Capturing text spans¶
Sometimes you want to know exactly which lines from the report led the model to assign a particular value to a given report's field.
For example, say we asked the model to identify whether the deceased is a child and the model outputs True
for a particular report, we might want to know whether this was because age is explicitly recorded (e.g. "The deceased was aged 16") or implied based on context (e.g. "The deceased was being seen by CAMHS prior to their death").
Extractor
can add these quotations (or 'spans') automatically. This is...
- Great for performance, because we're instructing the model to identify evidence for a feature value before it is assigned, reducing the risk of false positives.
- Great for human verification, because we can easily verify whether the model's evidence matches its assignment for each report.
Include spans¶
.extract_features()
accepts a produce_spans
flag. When enabled, a new column starting with spans_
is created for every feature.
For example, in our above example where we extract feature "child", a separate column called "spans_child" will be created. Each spans_
column contains verbatim snippets from the report which justify the extracted value.
class ChildID(BaseModel):
child: bool = Field(..., description="Whether the deceased is a child (under 18)")

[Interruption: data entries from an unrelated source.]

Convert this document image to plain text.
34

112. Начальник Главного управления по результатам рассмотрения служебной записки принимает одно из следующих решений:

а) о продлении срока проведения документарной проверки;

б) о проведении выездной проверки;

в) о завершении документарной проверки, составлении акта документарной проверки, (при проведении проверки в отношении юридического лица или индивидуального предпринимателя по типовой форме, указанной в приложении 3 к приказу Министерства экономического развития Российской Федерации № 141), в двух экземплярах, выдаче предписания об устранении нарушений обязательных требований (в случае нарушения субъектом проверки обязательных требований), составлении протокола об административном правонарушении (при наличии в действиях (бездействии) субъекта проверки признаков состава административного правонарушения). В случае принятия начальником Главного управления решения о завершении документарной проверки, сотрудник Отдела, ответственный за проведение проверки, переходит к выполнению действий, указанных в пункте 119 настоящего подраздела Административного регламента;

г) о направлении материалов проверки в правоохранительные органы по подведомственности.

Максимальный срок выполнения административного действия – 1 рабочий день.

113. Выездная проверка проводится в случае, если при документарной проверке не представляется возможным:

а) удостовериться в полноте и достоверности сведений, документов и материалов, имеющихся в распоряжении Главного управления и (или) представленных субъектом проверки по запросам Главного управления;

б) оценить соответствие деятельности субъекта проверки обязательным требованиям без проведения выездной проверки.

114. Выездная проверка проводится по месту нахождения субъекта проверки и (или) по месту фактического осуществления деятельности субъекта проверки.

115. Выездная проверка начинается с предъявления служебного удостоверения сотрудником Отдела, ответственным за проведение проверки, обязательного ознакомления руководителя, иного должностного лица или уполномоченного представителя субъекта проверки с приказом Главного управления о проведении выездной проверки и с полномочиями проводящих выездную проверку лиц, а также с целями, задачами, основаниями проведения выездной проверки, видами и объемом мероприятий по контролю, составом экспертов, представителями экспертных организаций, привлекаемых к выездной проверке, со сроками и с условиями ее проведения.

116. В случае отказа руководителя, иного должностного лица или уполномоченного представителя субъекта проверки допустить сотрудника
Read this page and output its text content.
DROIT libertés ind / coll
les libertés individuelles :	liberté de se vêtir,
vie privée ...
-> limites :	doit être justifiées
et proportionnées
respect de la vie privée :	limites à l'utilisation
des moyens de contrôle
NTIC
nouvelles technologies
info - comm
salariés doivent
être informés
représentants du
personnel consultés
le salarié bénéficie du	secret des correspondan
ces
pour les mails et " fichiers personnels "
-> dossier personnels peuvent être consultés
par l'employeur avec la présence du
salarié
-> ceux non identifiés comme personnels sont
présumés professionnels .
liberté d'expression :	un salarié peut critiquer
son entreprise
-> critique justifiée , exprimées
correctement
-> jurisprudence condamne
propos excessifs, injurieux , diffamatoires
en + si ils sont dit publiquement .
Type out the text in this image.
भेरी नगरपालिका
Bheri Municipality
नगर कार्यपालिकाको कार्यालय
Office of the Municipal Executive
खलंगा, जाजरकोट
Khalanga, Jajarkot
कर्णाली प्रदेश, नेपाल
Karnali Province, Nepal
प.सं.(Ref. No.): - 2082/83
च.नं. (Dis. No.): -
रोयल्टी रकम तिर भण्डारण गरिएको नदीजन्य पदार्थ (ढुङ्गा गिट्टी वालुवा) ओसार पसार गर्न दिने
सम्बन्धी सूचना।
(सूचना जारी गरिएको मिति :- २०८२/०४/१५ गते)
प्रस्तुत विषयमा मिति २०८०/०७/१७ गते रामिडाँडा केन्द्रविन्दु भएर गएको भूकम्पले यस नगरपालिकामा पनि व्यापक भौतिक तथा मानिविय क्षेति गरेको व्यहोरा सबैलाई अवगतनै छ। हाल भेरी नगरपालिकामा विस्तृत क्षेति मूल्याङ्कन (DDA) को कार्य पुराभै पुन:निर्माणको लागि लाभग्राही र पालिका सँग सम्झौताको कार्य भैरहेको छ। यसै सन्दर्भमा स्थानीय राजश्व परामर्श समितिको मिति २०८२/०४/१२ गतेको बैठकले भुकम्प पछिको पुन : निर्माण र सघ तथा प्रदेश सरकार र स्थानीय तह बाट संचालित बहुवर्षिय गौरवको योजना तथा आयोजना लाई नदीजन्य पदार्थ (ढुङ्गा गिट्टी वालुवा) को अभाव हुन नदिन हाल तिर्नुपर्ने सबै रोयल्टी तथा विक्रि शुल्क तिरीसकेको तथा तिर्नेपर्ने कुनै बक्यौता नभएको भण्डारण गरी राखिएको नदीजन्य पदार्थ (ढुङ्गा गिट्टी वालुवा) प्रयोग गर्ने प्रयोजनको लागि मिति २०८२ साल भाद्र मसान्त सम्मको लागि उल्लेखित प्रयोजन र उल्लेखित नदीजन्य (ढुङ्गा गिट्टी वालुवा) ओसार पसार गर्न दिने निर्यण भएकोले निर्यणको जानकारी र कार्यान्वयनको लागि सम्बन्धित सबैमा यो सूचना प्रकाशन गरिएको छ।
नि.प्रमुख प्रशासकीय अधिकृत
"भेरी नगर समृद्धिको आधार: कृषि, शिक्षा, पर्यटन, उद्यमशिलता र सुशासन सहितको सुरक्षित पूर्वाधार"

result = extractor.extract_features(
feature_model=ChildID,
produce_spans=True,
)
result
The quotes returned in the spans are kept as short as possible but should always match the original text verbatim. Multiple snippets are separated with semicolons.
Include & drop spans¶
If you're not interested in verifying the output, you might want to remove the identified spans from the returned DataFrame after extraction. Set drop_spans=True
to remove all spans_
columns.
As mentioned before, producing but later dropping spans is still likely to improve performance, because you're forcing the model to generate evidence as part of its internal workings out.